The samizdat era is long over now - why do you think even now he doesn't want to have any contact with this country, or seems to have such minimal contact with this country?

"There are some theories that maybe a long time ago he had some - it was not conflict actually, it was a vivid debate - with Vaclav Havel and it's generally known that the two big Czechs never went to normal communication after that. My personal conviction is that at the moment he stopped using the Czech language as his artistic tool and thus decided to be a universal author he forbid himself from trying to renew the ties that he had with his motherland in the past."

You mentioned the debate between him and Havel - was that debate essentially about different attitudes to history and politics?

"Actually it was a larger, more general framework. It was a debate about the nature of the Czech nation and its role in Europe and in the cultural world.

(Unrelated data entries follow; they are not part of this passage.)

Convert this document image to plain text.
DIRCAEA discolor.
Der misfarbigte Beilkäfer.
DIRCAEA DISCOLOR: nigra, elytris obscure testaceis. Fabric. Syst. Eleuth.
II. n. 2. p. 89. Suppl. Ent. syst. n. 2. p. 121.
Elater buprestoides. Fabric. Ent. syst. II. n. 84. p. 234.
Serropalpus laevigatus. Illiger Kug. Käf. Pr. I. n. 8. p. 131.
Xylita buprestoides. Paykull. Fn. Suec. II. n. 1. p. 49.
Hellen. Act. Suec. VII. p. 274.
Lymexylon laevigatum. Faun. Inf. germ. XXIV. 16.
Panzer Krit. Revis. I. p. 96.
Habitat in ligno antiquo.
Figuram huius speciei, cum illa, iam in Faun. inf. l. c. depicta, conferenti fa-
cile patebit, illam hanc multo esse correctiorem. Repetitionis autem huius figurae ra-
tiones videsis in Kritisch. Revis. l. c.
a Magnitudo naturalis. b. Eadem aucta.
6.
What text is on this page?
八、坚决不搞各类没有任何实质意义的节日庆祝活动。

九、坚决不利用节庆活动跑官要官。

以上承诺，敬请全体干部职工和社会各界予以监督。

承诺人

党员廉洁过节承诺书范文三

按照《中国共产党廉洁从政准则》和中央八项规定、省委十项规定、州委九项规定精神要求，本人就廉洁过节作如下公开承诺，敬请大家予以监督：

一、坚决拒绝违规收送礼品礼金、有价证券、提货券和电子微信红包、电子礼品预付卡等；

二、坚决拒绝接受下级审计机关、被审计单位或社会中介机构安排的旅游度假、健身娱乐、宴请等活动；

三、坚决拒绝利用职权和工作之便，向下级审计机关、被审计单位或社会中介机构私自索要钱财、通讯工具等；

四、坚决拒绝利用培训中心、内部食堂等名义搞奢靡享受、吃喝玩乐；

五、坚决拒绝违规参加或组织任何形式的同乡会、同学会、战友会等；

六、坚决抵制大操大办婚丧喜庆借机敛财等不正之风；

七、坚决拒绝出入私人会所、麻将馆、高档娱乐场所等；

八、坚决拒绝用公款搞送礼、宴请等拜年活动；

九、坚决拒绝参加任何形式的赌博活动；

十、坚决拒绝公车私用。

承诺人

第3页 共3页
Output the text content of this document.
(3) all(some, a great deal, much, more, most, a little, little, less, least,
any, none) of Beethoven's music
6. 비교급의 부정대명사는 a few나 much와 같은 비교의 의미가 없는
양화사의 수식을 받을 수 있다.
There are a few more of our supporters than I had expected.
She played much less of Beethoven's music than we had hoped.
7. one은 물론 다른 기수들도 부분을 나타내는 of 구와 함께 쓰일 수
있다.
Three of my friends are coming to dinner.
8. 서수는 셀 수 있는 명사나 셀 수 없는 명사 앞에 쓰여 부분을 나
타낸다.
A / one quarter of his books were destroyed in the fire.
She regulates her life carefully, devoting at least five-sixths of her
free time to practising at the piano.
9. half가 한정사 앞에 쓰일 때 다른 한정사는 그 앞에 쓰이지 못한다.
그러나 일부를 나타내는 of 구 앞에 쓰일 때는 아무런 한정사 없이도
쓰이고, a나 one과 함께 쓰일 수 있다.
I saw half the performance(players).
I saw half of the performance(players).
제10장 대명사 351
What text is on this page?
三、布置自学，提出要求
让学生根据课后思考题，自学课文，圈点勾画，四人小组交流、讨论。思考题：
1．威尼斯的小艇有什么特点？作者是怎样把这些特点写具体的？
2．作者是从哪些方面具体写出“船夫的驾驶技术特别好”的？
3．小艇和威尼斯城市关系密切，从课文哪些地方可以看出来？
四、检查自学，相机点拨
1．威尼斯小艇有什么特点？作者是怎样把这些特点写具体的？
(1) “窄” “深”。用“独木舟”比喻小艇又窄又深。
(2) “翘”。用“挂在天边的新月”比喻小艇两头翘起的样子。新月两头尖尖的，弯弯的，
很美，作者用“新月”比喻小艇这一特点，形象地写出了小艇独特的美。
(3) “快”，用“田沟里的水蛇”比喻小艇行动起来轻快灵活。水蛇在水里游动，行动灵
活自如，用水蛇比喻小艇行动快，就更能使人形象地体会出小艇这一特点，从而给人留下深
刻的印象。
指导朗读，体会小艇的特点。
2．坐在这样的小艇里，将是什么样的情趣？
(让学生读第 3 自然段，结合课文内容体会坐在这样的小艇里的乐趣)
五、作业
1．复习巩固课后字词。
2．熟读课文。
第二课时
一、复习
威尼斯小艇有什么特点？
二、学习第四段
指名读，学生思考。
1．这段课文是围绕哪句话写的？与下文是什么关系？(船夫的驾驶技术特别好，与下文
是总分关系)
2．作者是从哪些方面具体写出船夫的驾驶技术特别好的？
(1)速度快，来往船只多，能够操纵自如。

But very soon the debate became much more political and while Kundera was convinced that one day the Prague Spring would be considered as a historical event, as an heroic attempt - however unsuccessful - to form a new society, Vaclav Havel was opposed, saying that the Prague Spring was just an attempt of those who were actually also responsible for the tragic 20 years after the Communist coup in '48. It was an attempt just to improve a little bit but sufficiently and not to improve substantial things."

Was it the case that Kundera believed history was something which happened to people and was kind of a big joke, so to speak, and basically people couldn't act, people couldn't do anything, people couldn't really resist, whereas Havel believed the individual must act?

"Yes and you can have a series of good arguments for both parties."

Do you think Czech readers are missing something in not having the latest Kundera novels in Czech?

"For sure, because whether we like him or not Kundera ranks among the most important authors of the end of the 20th century, not only in Europe but elsewhere also, and he should be read. I try to respect his decision. It's the author's right to decide that he will insist on chronological order and he will insist on having the authorised Czech texts of his latest works. But on the other hand when deciding that he had to accept the risk that he would lose his popularity and that is what's happening. He is not generally perceived as a popular Czech author."